Figure 4. Type II-C Anti-CRISPRs Specifically Block Genome Editing by NmeCas9 in Human Cells

(A) Schematic representation of R-loop structures at a dual target site (DTS3) in the human genome that can be cleaved and edited by either SpyCas9 (top) or NmeCas9 (bottom). Guide sequences (purple), PAMs (boxed), and Cas9 cleavage sites (red line) are indicated. (B) T7E1 assays of NmeCas9 or SpyCas9 editing efficiencies at DTS3 upon transient transfection of human HEK293T cells. Constructs encoding anti-CRISPR proteins were co-transfected as indicated at the top of each lane. Mobilities of T7E1-digested (edited) and -undigested (unedited) bands are indicated to the right, and editing efficiencies (“% lesion”) are given at the bottom of each lane. These images are representative of at least seven replicates.
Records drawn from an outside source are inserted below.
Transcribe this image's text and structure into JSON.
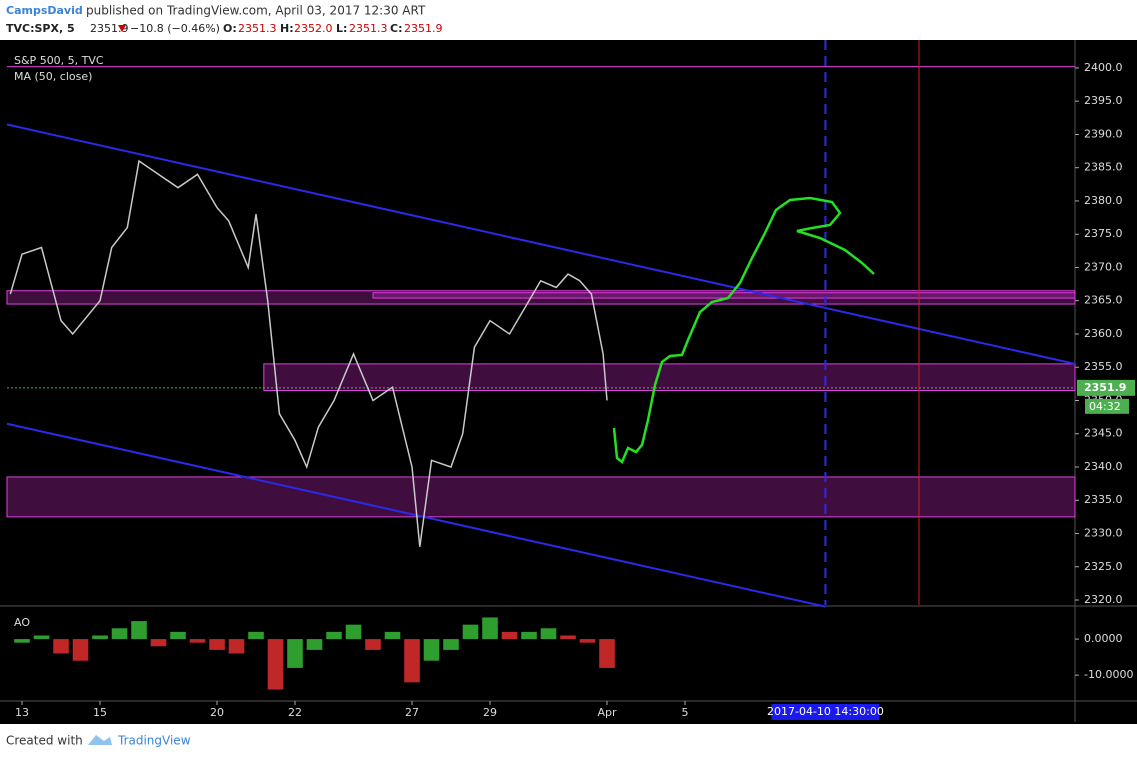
{
  "header": {
    "author": "CampsDavid",
    "published": "published on TradingView.com, April 03, 2017 12:30 ART",
    "symbol": "TVC:SPX, 5",
    "last": "2351.9",
    "change": "−10.8 (−0.46%)",
    "o_label": "O:",
    "o": "2351.3",
    "h_label": "H:",
    "h": "2352.0",
    "l_label": "L:",
    "l": "2351.3",
    "c_label": "C:",
    "c": "2351.9"
  },
  "chart_data": {
    "type": "line",
    "title": "S&P 500, 5, TVC",
    "indicator": "MA (50, close)",
    "color": "#c9c9c9",
    "x": [
      -0.3,
      0,
      0.5,
      1,
      1.3,
      2,
      2.3,
      2.7,
      3,
      3.5,
      4,
      4.5,
      5,
      5.3,
      5.8,
      6,
      6.3,
      6.6,
      7,
      7.3,
      7.6,
      8,
      8.5,
      9,
      9.5,
      10,
      10.2,
      10.5,
      11,
      11.3,
      11.6,
      12,
      12.5,
      13,
      13.3,
      13.7,
      14,
      14.3,
      14.6,
      14.9,
      15
    ],
    "values": [
      2366,
      2372,
      2373,
      2362,
      2360,
      2365,
      2373,
      2376,
      2386,
      2384,
      2382,
      2384,
      2379,
      2377,
      2370,
      2378,
      2365,
      2348,
      2344,
      2340,
      2346,
      2350,
      2357,
      2350,
      2352,
      2340,
      2328,
      2341,
      2340,
      2345,
      2358,
      2362,
      2360,
      2365,
      2368,
      2367,
      2369,
      2368,
      2366,
      2357,
      2350
    ],
    "xlim": [
      -0.385,
      27.0
    ],
    "xticks": [
      {
        "value": 0,
        "label": "13"
      },
      {
        "value": 2,
        "label": "15"
      },
      {
        "value": 5,
        "label": "20"
      },
      {
        "value": 7,
        "label": "22"
      },
      {
        "value": 10,
        "label": "27"
      },
      {
        "value": 12,
        "label": "29"
      },
      {
        "value": 15,
        "label": "Apr"
      },
      {
        "value": 17,
        "label": "5"
      }
    ],
    "ylim": [
      2319.25,
      2403.9
    ],
    "yticks": [
      {
        "value": 2320,
        "label": "2320.0"
      },
      {
        "value": 2325,
        "label": "2325.0"
      },
      {
        "value": 2330,
        "label": "2330.0"
      },
      {
        "value": 2335,
        "label": "2335.0"
      },
      {
        "value": 2340,
        "label": "2340.0"
      },
      {
        "value": 2345,
        "label": "2345.0"
      },
      {
        "value": 2350,
        "label": "2350.0"
      },
      {
        "value": 2355,
        "label": "2355.0"
      },
      {
        "value": 2360,
        "label": "2360.0"
      },
      {
        "value": 2365,
        "label": "2365.0"
      },
      {
        "value": 2370,
        "label": "2370.0"
      },
      {
        "value": 2375,
        "label": "2375.0"
      },
      {
        "value": 2380,
        "label": "2380.0"
      },
      {
        "value": 2385,
        "label": "2385.0"
      },
      {
        "value": 2390,
        "label": "2390.0"
      },
      {
        "value": 2395,
        "label": "2395.0"
      },
      {
        "value": 2400,
        "label": "2400.0"
      }
    ],
    "last_price": 2351.9,
    "timer": "04:32",
    "zones": [
      {
        "x": [
          -0.385,
          27.0
        ],
        "y": [
          2364.5,
          2366.5
        ]
      },
      {
        "x": [
          9.0,
          27.0
        ],
        "y": [
          2365.4,
          2366.2
        ]
      },
      {
        "x": [
          6.2,
          27.0
        ],
        "y": [
          2351.5,
          2355.5
        ]
      },
      {
        "x": [
          -0.385,
          27.0
        ],
        "y": [
          2332.5,
          2338.5
        ]
      }
    ],
    "hlines": [
      2400.2
    ],
    "trendlines": [
      {
        "x": [
          -0.385,
          27.0
        ],
        "y": [
          2391.5,
          2355.5
        ]
      },
      {
        "x": [
          -0.385,
          20.6
        ],
        "y": [
          2346.5,
          2319.0
        ]
      }
    ],
    "vline_x": 23.0,
    "cursor_x": 20.6,
    "cursor_label": "2017-04-10 14:30:00",
    "ao": {
      "title": "AO",
      "x": [
        0,
        0.5,
        1,
        1.5,
        2,
        2.5,
        3,
        3.5,
        4,
        4.5,
        5,
        5.5,
        6,
        6.5,
        7,
        7.5,
        8,
        8.5,
        9,
        9.5,
        10,
        10.5,
        11,
        11.5,
        12,
        12.5,
        13,
        13.5,
        14,
        14.5,
        15
      ],
      "values": [
        -1,
        1,
        -4,
        -6,
        1,
        3,
        5,
        -2,
        2,
        -1,
        -3,
        -4,
        2,
        -14,
        -8,
        -3,
        2,
        4,
        -3,
        2,
        -12,
        -6,
        -3,
        4,
        6,
        2,
        2,
        3,
        1,
        -1,
        -8
      ],
      "ylim": [
        -16.9,
        8.9
      ],
      "yticks": [
        {
          "value": 0,
          "label": "0.0000"
        },
        {
          "value": -10,
          "label": "-10.0000"
        }
      ]
    }
  },
  "footer": {
    "created": "Created with",
    "brand": "TradingView"
  }
}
Figure 5. AcrIIC3_Nme Prevents DNA Binding by NmeCas9 in Human Cells

(A) Schematic representation of plasmids used for expression of dNmeCas9-(sfGFP)₃, dSpyCas9-(mCherry)₃, their respective telomeric sgRNAs, and anti-CRISPR protein. The plasmid encoding the anti-CRISPR protein is also marked with the blue fluorescent protein mTagBFP2. (B-F) Fluorescence images of U2OS cells transiently transfected with plasmids depicted in (A). The specific version of each plasmid set (with or without sgRNAs, with or without anti-CRISPRs) is given to the right of each row. First column: differential interference contrast (DIC) and mTagBFP2 imaging, merged. Second column: dNmeCas9-(sfGFP)₃. Third column: dSpyCas9-(mCherry)₃. Fourth column: dNmeCas9-(sfGFP)₃ and dSpyCas9-(mCherry)₃, merged. Scale bars, 5 μm. (G) Quantitation of dNmeCas9-(sfGFP)₃ telomeric foci, as judged by co-localization with dSpyCas9-(mCherry)₃ telomeric foci, in cells that express no anti-CRISPR, negative control anti-CRISPR (AcrE2), or AcrIIC3_Nme. Foci were scored blind, i.e. without the experimenter knowing the sample identities (see STAR Methods). n represents the number of cells that were scored in each condition.
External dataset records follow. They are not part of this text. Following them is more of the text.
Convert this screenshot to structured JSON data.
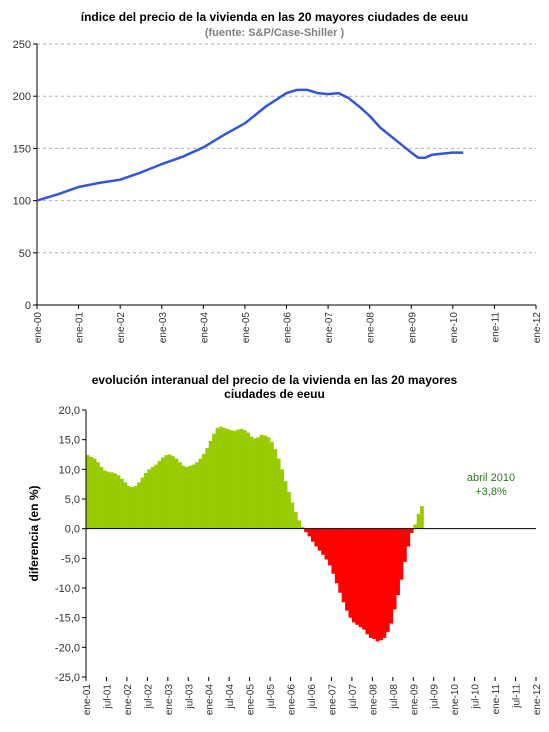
{
  "chart_data": [
    {
      "type": "line",
      "title": "índice del precio de la vivienda en las 20 mayores ciudades de eeuu",
      "subtitle": "(fuente:  S&P/Case-Shiller )",
      "xlabel": "",
      "ylabel": "",
      "ylim": [
        0,
        250
      ],
      "yticks": [
        "0",
        "50",
        "100",
        "150",
        "200",
        "250"
      ],
      "xticks": [
        "ene-00",
        "ene-01",
        "ene-02",
        "ene-03",
        "ene-04",
        "ene-05",
        "ene-06",
        "ene-07",
        "ene-08",
        "ene-09",
        "ene-10",
        "ene-11",
        "ene-12"
      ],
      "xlim": [
        2000.0,
        2012.0
      ],
      "grid": true,
      "color": "#3355dd",
      "x": [
        2000.0,
        2000.5,
        2001.0,
        2001.5,
        2002.0,
        2002.5,
        2003.0,
        2003.5,
        2004.0,
        2004.5,
        2005.0,
        2005.5,
        2006.0,
        2006.25,
        2006.5,
        2006.75,
        2007.0,
        2007.25,
        2007.5,
        2007.75,
        2008.0,
        2008.25,
        2008.5,
        2008.75,
        2009.0,
        2009.17,
        2009.33,
        2009.5,
        2009.75,
        2010.0,
        2010.25
      ],
      "y": [
        100,
        106,
        113,
        117,
        120,
        127,
        135,
        142,
        151,
        163,
        174,
        190,
        203,
        206,
        206,
        203,
        202,
        203,
        198,
        190,
        181,
        170,
        162,
        154,
        146,
        141,
        141,
        144,
        145,
        146,
        146
      ]
    },
    {
      "type": "bar",
      "title": "evolución interanual del precio de la vivienda en las 20 mayores ciudades de eeuu",
      "title_line1": "evolución interanual del precio de la vivienda en las 20 mayores",
      "title_line2": "ciudades de eeuu",
      "xlabel": "",
      "ylabel": "diferencia (en %)",
      "ylim": [
        -25,
        20
      ],
      "yticks": [
        "20,0",
        "15,0",
        "10,0",
        "5,0",
        "0,0",
        "-5,0",
        "-10,0",
        "-15,0",
        "-20,0",
        "-25,0"
      ],
      "xticks": [
        "ene-01",
        "jul-01",
        "ene-02",
        "jul-02",
        "ene-03",
        "jul-03",
        "ene-04",
        "jul-04",
        "ene-05",
        "jul-05",
        "ene-06",
        "jul-06",
        "ene-07",
        "jul-07",
        "ene-08",
        "jul-08",
        "ene-09",
        "jul-09",
        "ene-10",
        "jul-10",
        "ene-11",
        "jul-11",
        "ene-12"
      ],
      "positive_color": "#99cc00",
      "negative_color": "#ff0000",
      "start_month": "ene-01",
      "annotation": {
        "line1": "abril 2010",
        "line2": "+3,8%"
      },
      "values": [
        12.4,
        12.1,
        11.8,
        11.2,
        10.4,
        9.8,
        9.6,
        9.5,
        9.3,
        9.0,
        8.4,
        7.8,
        7.2,
        7.0,
        7.2,
        7.8,
        8.6,
        9.4,
        10.0,
        10.4,
        10.8,
        11.4,
        12.0,
        12.4,
        12.5,
        12.2,
        11.8,
        11.2,
        10.6,
        10.4,
        10.6,
        10.8,
        11.2,
        11.8,
        12.6,
        13.6,
        14.8,
        16.0,
        17.0,
        17.2,
        17.0,
        16.8,
        16.6,
        16.5,
        16.7,
        16.8,
        16.6,
        16.2,
        15.5,
        15.2,
        15.4,
        15.8,
        15.7,
        15.4,
        14.6,
        13.4,
        11.8,
        10.0,
        8.0,
        6.2,
        4.4,
        2.8,
        1.4,
        0.3,
        -0.6,
        -1.3,
        -2.2,
        -3.0,
        -3.7,
        -4.4,
        -5.2,
        -6.2,
        -7.6,
        -9.2,
        -10.8,
        -12.4,
        -13.8,
        -15.0,
        -15.8,
        -16.2,
        -16.6,
        -17.0,
        -17.8,
        -18.4,
        -18.6,
        -19.0,
        -18.8,
        -18.4,
        -17.4,
        -16.0,
        -13.6,
        -11.2,
        -8.6,
        -5.6,
        -3.0,
        -0.7,
        0.7,
        2.5,
        3.8
      ]
    }
  ]
}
Figure 6. Anti-CRISPRs Likely Have a Broad Impact on Diverse CRISPR-Cas Systems

A maximum likelihood phylogenetic tree of representative Cas9 protein sequences. Each protein is classified based on the CRISPR locus in which it resides as type II-A (blue), type II-B (yellow), or type II-C (purple). Cas9 proteins belonging to any genus that has a type II-C anti-CRISPR putative ortholog are coloured in red. With the assumption that a given anti-CRISPR ortholog inhibits the CRISPR-Cas system in the species where it is found, this visualization provides an estimate of the breadth of activity encompassed by the anti-CRISPR families discovered here. The position of notable Cas9 orthologs on the tree are indicated by asterisks.